Bewijsmotivering
De rechtbank stelt voorop dat de betrokkenheid aan een strafbaar feit in de vorm van medeplegen kan worden bewezenverklaard indien is komen vast te staan dat sprake is geweest van een voldoende nauwe en bewuste samenwerking.
Ook indien het tenlastegelegde medeplegen in de kern niet bestaat uit een gezamenlijke uitvoering tijdens het begaan van het strafbare feit, maar uit gedragingen die doorgaans met medeplichtigheid in verband plegen te worden gebracht (zoals het verstrekken van inlichtingen, op de uitkijk staan, helpen bij de vlucht), kan sprake zijn van de voor medeplegen vereiste nauwe en bewuste samenwerking. De materiële en/of intellectuele bijdrage van de verdachte aan het strafbare feit zal dan van voldoende gewicht moeten zijn.
Bij de beoordeling of daaraan is voldaan, kan rekening worden gehouden met onder meer de intensiteit van de samenwerking, de onderlinge taakverdeling, de rol in de voorbereiding, de uitvoering of de afhandeling van het delict en het belang van de rol van de verdachte, diens aanwezigheid op belangrijke momenten en het zich niet terugtrekken op een daartoe geëigend tijdstip.

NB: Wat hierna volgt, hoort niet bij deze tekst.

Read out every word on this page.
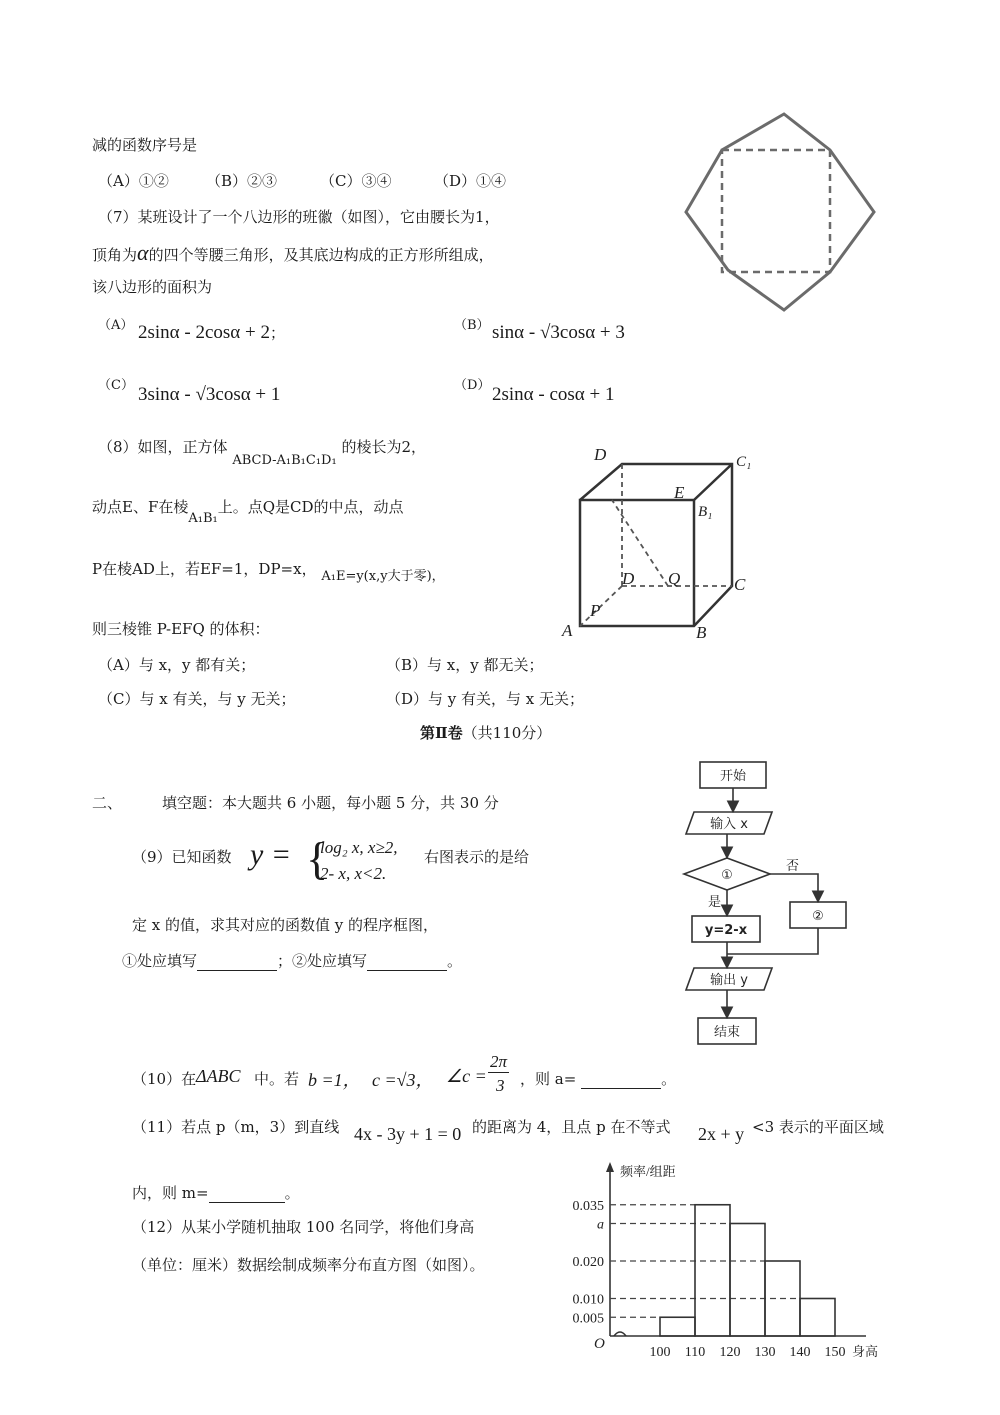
减的函数序号是
（A）①② （B）②③	（C）③④	（D）①④
（7）某班设计了一个八边形的班徽（如图），它由腰长为1，
顶角为α的四个等腰三角形，及其底边构成的正方形所组成，
该八边形的面积为
（A） 2sinα - 2cosα + 2；	（B） sinα - √3cosα + 3
（C） 3sinα - √3cosα + 1	（D） 2sinα - cosα + 1
（8）如图，正方体 ABCD-A₁B₁C₁D₁ 的棱长为2，
动点E、F在棱A₁B₁上。点Q是CD的中点，动点
P在棱AD上，若EF=1，DP=x， A₁E=y(x,y大于零)，
则三棱锥 P-EFQ 的体积：
（A）与 x，y 都有关；	（B）与 x，y 都无关；
（C）与 x 有关，与 y 无关；	（D）与 y 有关，与 x 无关；
D	C₁
E
B₁
D Q	C
A	B
P
第Ⅱ卷（共110分）
二、	填空题：本大题共 6 小题，每小题 5 分，共 30 分
（9）已知函数 y = {
log₂ x, x≥2,
2- x, x<2.
右图表示的是给
定 x 的值，求其对应的函数值 y 的程序框图，
①处应填写	；②处应填写	。
开始
输入 x
①
否
是
y=2-x
②
输出 y
结束
（10）在 ΔABC 中。若 b =1， c =√3， ∠c =
2π
3 ，则 a=	。
（11）若点 p（m，3）到直线 4x - 3y + 1 = 0 的距离为 4，且点 p 在不等式 2x + y <3 表示的平面区域
内，则 m=	。
（12）从某小学随机抽取 100 名同学，将他们身高
（单位：厘米）数据绘制成频率分布直方图（如图）。
0.035
a
0.020
0.010
0.005
100 110 120 130 140 150
频率/组距
身高
O
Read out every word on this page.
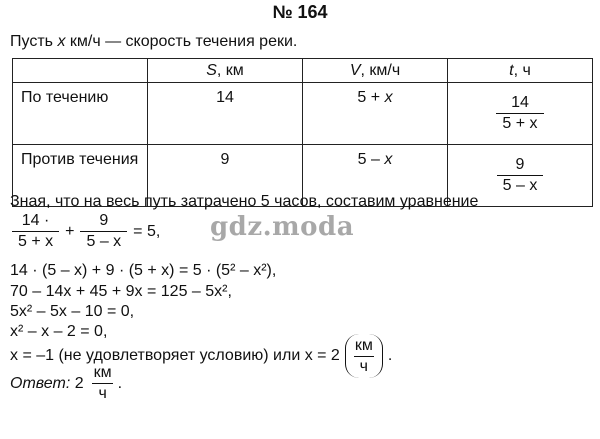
№ 164
Пусть x км/ч — скорость течения реки.
	S, км	V, км/ч	t, ч
По течению	14	5 + x	$\frac{14}{5 + x}$

Против течения	9	5 – x	$\frac{9}{5 - x}$
Зная, что на весь путь затрачено 5 часов, составим уравнение
gdz.moda
$\frac{14 \cdot}{5 + x} + \frac{9}{5 - x} = 5$,
14 · (5 – x) + 9 · (5 + x) = 5 · (5² – x²),
70 – 14x + 45 + 9x = 125 – 5x²,
5x² – 5x – 10 = 0,
x² – x – 2 = 0,
x = –1 (не удовлетворяет условию) или $x = 2 \frac{км}{ч}$ .
Ответ: $2 \frac{км}{ч}$ .
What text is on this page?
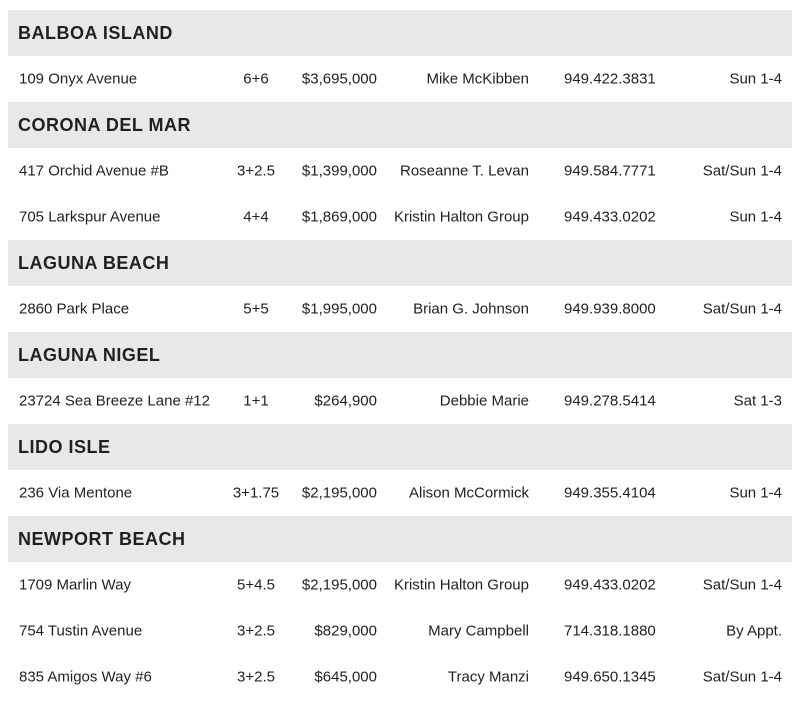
BALBOA ISLAND
109 Onyx Avenue	6+6	$3,695,000	Mike McKibben 949.422.3831	Sun 1-4
CORONA DEL MAR
417 Orchid Avenue #B	3+2.5	$1,399,000 Roseanne T. Levan 949.584.7771	Sat/Sun 1-4
705 Larkspur Avenue	4+4	$1,869,000 Kristin Halton Group 949.433.0202	Sun 1-4
LAGUNA BEACH
2860 Park Place	5+5	$1,995,000 Brian G. Johnson 949.939.8000	Sat/Sun 1-4
LAGUNA NIGEL
23724 Sea Breeze Lane #12	1+1	$264,900	Debbie Marie 949.278.5414	Sat 1-3
LIDO ISLE
236 Via Mentone	3+1.75	$2,195,000 Alison McCormick 949.355.4104	Sun 1-4
NEWPORT BEACH
1709 Marlin Way	5+4.5	$2,195,000 Kristin Halton Group 949.433.0202	Sat/Sun 1-4
754 Tustin Avenue	3+2.5	$829,000	Mary Campbell 714.318.1880	By Appt.
835 Amigos Way #6	3+2.5	$645,000	Tracy Manzi 949.650.1345	Sat/Sun 1-4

Uit de bewijsmiddelen leidt de rechtbank met betrekking tot de betrokkenheid van verdachte bij het tenlastegelegde het volgende af.
Blijkens het [bedrijf] overeengekomen huurcontract heeft verdachte van 10 januari 2016 tot en met 24 januari 2016 de beschikking gehad over een huurauto, te weten een Toyota Aygo, met [kenteken] .
Volgens de track en trace-gegevens heeft deze Toyota Aygo ten tijde van de poging woninginbraak op 23 januari 2016 ruim 20 minuten stil gestaan op de locatie [adres] , zijnde een locatie die is gelegen voor het perceel [adres] .
Vlak na de woninginbraak op het adres [adres] is de Toyota gezien op de Van Heuven Goedhartlaan. De auto stond midden op rijbaan stil en er is gezien dat twee mannen kwamen aanrennen en achter in de auto plaatsnamen. Vervolgens reed de Toyota Aygo met hoge snelheid weg.
Kort na de melding is medeverdachte Jovanovic in de omgeving van de woning aan het [adres] aangehouden. In zijn fouillering is een visitekaartje van het [bedrijf] aangetroffen.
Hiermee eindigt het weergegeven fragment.